46. A admitir-se que o defeito das escadas era tão visível como a sentença recorrida faz crer, recaía sobre os Recorridos, no mínimo, um dever de apreciação diligente, o que, porém, não fizeram;
47. Os Recorrentes desconheciam, sem culpa os vícios da coisa, mas mesmo que se considere que assim não é e que, portanto, o vício é tão ostensivo quanto o que resulta da sentença recorrida, sempre impendia sobre os Recorridos um dever de exame que, face a tal ostensividade, os levaria a detectar, sem óbices, esse mesmo vício.
48. A sentença recorrida, ao assim não considerar, incorre, pois em erro de julgamento, fazendo errada interpretação e aplicação dos artigos 799.º, n.º 1, 913.º, 914.º, 915.º do Código Civil, violando-os.

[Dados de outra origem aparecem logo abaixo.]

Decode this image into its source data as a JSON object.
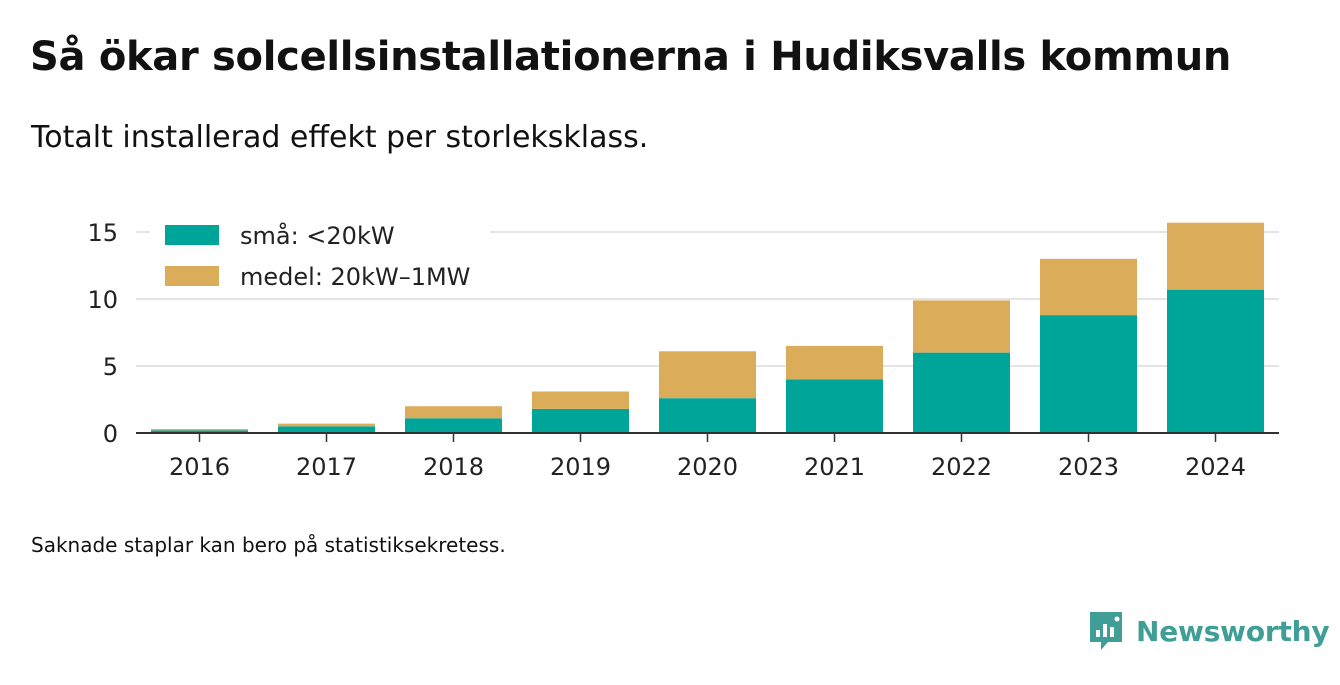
{
  "title": "Så ökar solcellsinstallationerna i Hudiksvalls kommun",
  "subtitle": "Totalt installerad effekt per storleksklass.",
  "footnote": "Saknade staplar kan bero på statistiksekretess.",
  "brand": {
    "name": "Newsworthy",
    "icon": "newsworthy-logo-icon"
  },
  "chart_data": {
    "type": "bar",
    "stacked": true,
    "categories": [
      "2016",
      "2017",
      "2018",
      "2019",
      "2020",
      "2021",
      "2022",
      "2023",
      "2024"
    ],
    "series": [
      {
        "name": "små: <20kW",
        "color": "#00a59a",
        "values": [
          0.2,
          0.5,
          1.1,
          1.8,
          2.6,
          4.0,
          6.0,
          8.8,
          10.7
        ]
      },
      {
        "name": "medel: 20kW–1MW",
        "color": "#dbac5a",
        "values": [
          0.1,
          0.2,
          0.9,
          1.3,
          3.5,
          2.5,
          3.9,
          4.2,
          5.0
        ]
      }
    ],
    "ylim": [
      0,
      15.9
    ],
    "yticks": [
      0,
      5,
      10,
      15
    ],
    "grid": true,
    "legend": "top-left",
    "xlabel": "",
    "ylabel": ""
  }
}
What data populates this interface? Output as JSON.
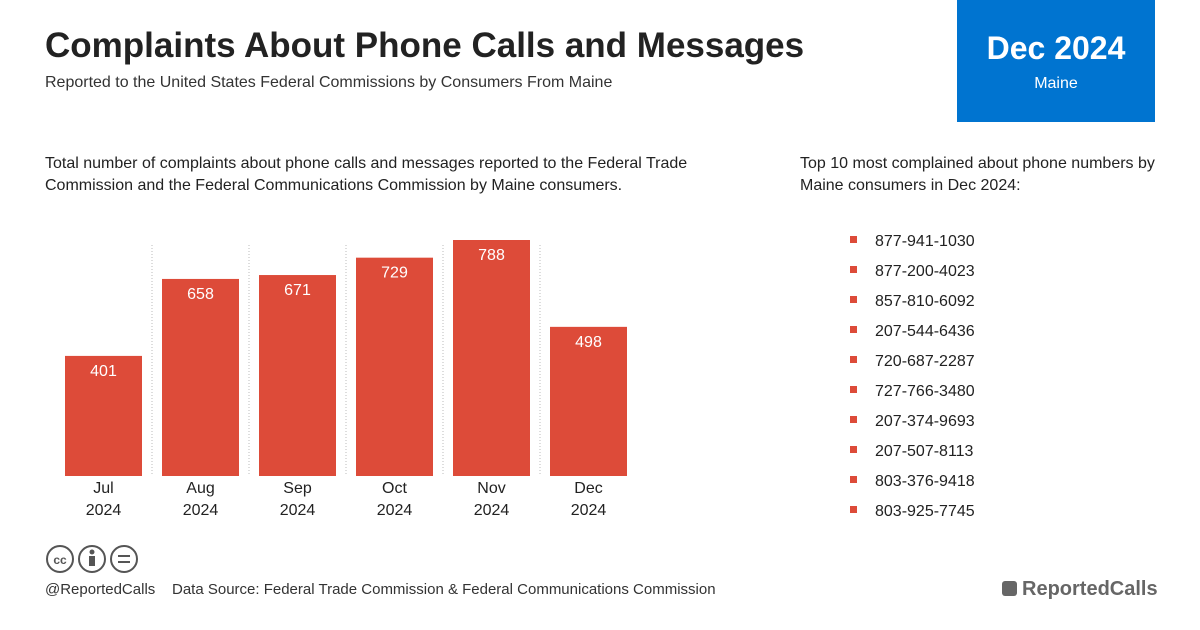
{
  "header": {
    "title": "Complaints About Phone Calls and Messages",
    "subtitle": "Reported to the United States Federal Commissions by Consumers From Maine"
  },
  "badge": {
    "period": "Dec 2024",
    "state": "Maine"
  },
  "chart_data": {
    "type": "bar",
    "description": "Total number of complaints about phone calls and messages reported to the Federal Trade Commission and the Federal Communications Commission by Maine consumers.",
    "categories": [
      "Jul 2024",
      "Aug 2024",
      "Sep 2024",
      "Oct 2024",
      "Nov 2024",
      "Dec 2024"
    ],
    "values": [
      401,
      658,
      671,
      729,
      788,
      498
    ],
    "color": "#dd4b39"
  },
  "top_numbers": {
    "description": "Top 10 most complained about phone numbers by Maine consumers in Dec 2024:",
    "items": [
      "877-941-1030",
      "877-200-4023",
      "857-810-6092",
      "207-544-6436",
      "720-687-2287",
      "727-766-3480",
      "207-374-9693",
      "207-507-8113",
      "803-376-9418",
      "803-925-7745"
    ]
  },
  "footer": {
    "handle": "@ReportedCalls",
    "source": "Data Source: Federal Trade Commission & Federal Communications Commission",
    "logo": "ReportedCalls"
  }
}
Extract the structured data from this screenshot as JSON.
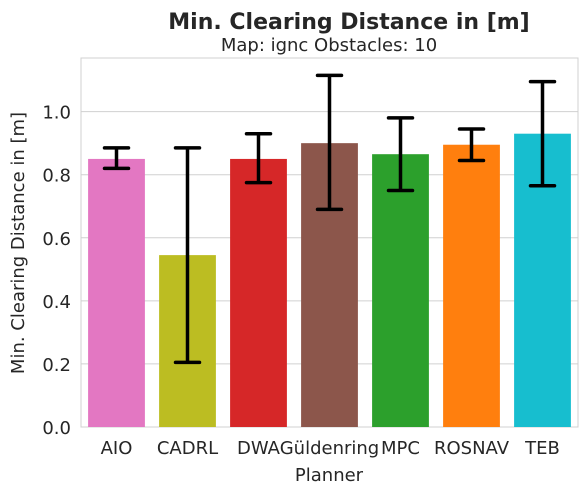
{
  "chart_data": {
    "type": "bar",
    "title": "Min. Clearing Distance in [m]",
    "subtitle": "Map: ignc Obstacles: 10",
    "xlabel": "Planner",
    "ylabel": "Min. Clearing Distance in [m]",
    "ylim": [
      0,
      1.17
    ],
    "yticks": [
      "0.0",
      "0.2",
      "0.4",
      "0.6",
      "0.8",
      "1.0"
    ],
    "grid": true,
    "categories": [
      "AIO",
      "CADRL",
      "DWA",
      "Güldenring",
      "MPC",
      "ROSNAV",
      "TEB"
    ],
    "values": [
      0.85,
      0.545,
      0.85,
      0.9,
      0.865,
      0.895,
      0.93
    ],
    "error_low": [
      0.82,
      0.205,
      0.775,
      0.69,
      0.75,
      0.845,
      0.765
    ],
    "error_high": [
      0.885,
      0.885,
      0.93,
      1.115,
      0.98,
      0.945,
      1.095
    ],
    "colors": [
      "#e377c2",
      "#bcbd22",
      "#d62728",
      "#8c564b",
      "#2ca02c",
      "#ff7f0e",
      "#17becf"
    ]
  }
}
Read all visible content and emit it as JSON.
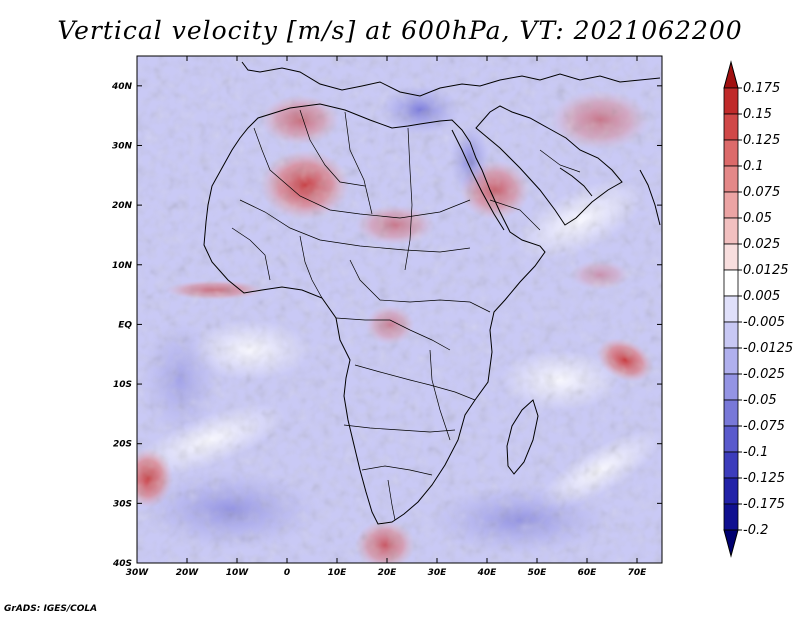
{
  "title": "Vertical velocity [m/s] at 600hPa, VT: 2021062200",
  "credit": "GrADS: IGES/COLA",
  "map": {
    "lon_range": [
      -30,
      75
    ],
    "lat_range": [
      -40,
      45
    ],
    "lon_ticks": [
      "30W",
      "20W",
      "10W",
      "0",
      "10E",
      "20E",
      "30E",
      "40E",
      "50E",
      "60E",
      "70E"
    ],
    "lat_ticks": [
      "40S",
      "30S",
      "20S",
      "10S",
      "EQ",
      "10N",
      "20N",
      "30N",
      "40N"
    ],
    "background_color": "#c9c9f5"
  },
  "colorbar": {
    "levels": [
      "0.175",
      "0.15",
      "0.125",
      "0.1",
      "0.075",
      "0.05",
      "0.025",
      "0.0125",
      "0.005",
      "-0.005",
      "-0.0125",
      "-0.025",
      "-0.05",
      "-0.075",
      "-0.1",
      "-0.125",
      "-0.175",
      "-0.2"
    ],
    "colors": [
      "#a01010",
      "#c02a2a",
      "#d04848",
      "#dc6a6a",
      "#e48888",
      "#eca4a4",
      "#f2c0c0",
      "#f8dede",
      "#ffffff",
      "#e0e0fa",
      "#c8c8f4",
      "#b0b0ee",
      "#9494e4",
      "#7878d8",
      "#5a5acc",
      "#3c3cbc",
      "#2222a8",
      "#101090",
      "#000070"
    ]
  }
}
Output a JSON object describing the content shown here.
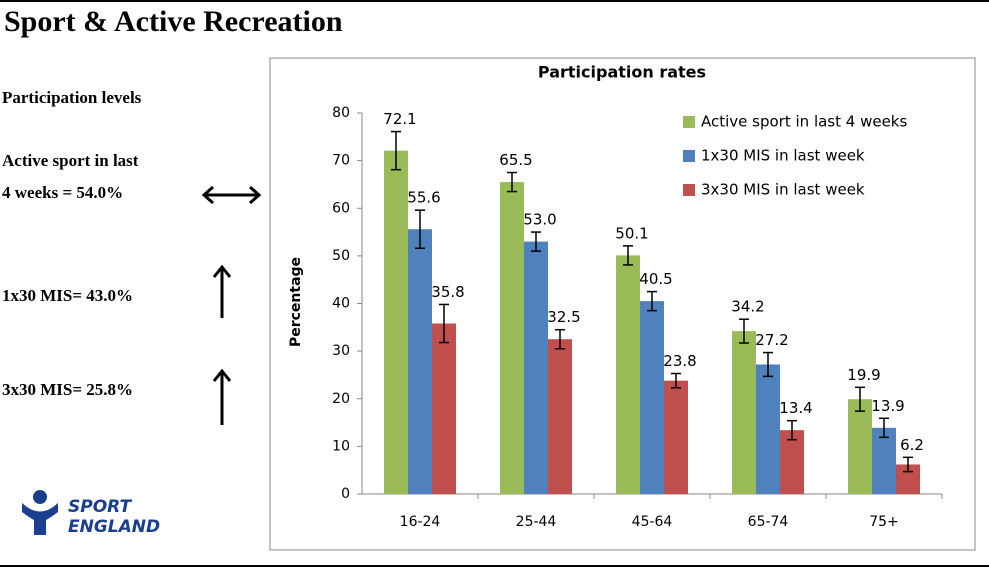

49. A sentença recorrida condena os Recorrentes a pagar aos Autores todas as rendas que os mesmos vierem a ter de suportar, com referência ao contrato de arrendamento celebrado nos anos subsequentes, sendo a prestação mensal, durante o ano de 2022, de 245,92 €, em montante a liquidar em execução de sentença, partindo, pois, do pressuposto de que, até que à eliminação das anomalias estruturais do prédio, no sentido de ser assegurada a respectiva estabilidade e de permitir a ocupação a que se destina, os Recorrentes têm de custear todos os custos de alojamento dos Recorridos;
50. No entanto, as anomalias em questão verificam-se nas partes comuns do prédio e, portanto, os Recorrentes, não sendo já comproprietários dessas partes comuns, não podem realizar essas obras, antes tendo de aguardar que o condomínio – de que fazem parte do Recorridos – se decida, um dia, a realizá-las, ficando onerados, até essa data, com o sobredito pagamento das rendas.;
51. Nessa medida, a manter-se a decisão condenatória – o que não se concede -, sempre o montante a pagar aos Recorridos a título de danos futuros deveria, justamente por o termo da produção dos mesmos estar fora do alcance dos Recorrentes, ser fixado equitativamente, nos termos do disposto no artigo 566.º, n.º 3, do CPC, pelo que, ao assim não entender, incorre, também por aqui, a sentença recorrida em erro de julgamento, violando o sobredito preceito normativo.
Concluiram, pedindo que seja considerando procedente o presente recurso e revogada, consequentemente, a sentença recorrida.

7. Os Autores/Apelados ofereceram contra-alegações, pugnando pela confirmação do julgado.

8. Foram observados os vistos legais.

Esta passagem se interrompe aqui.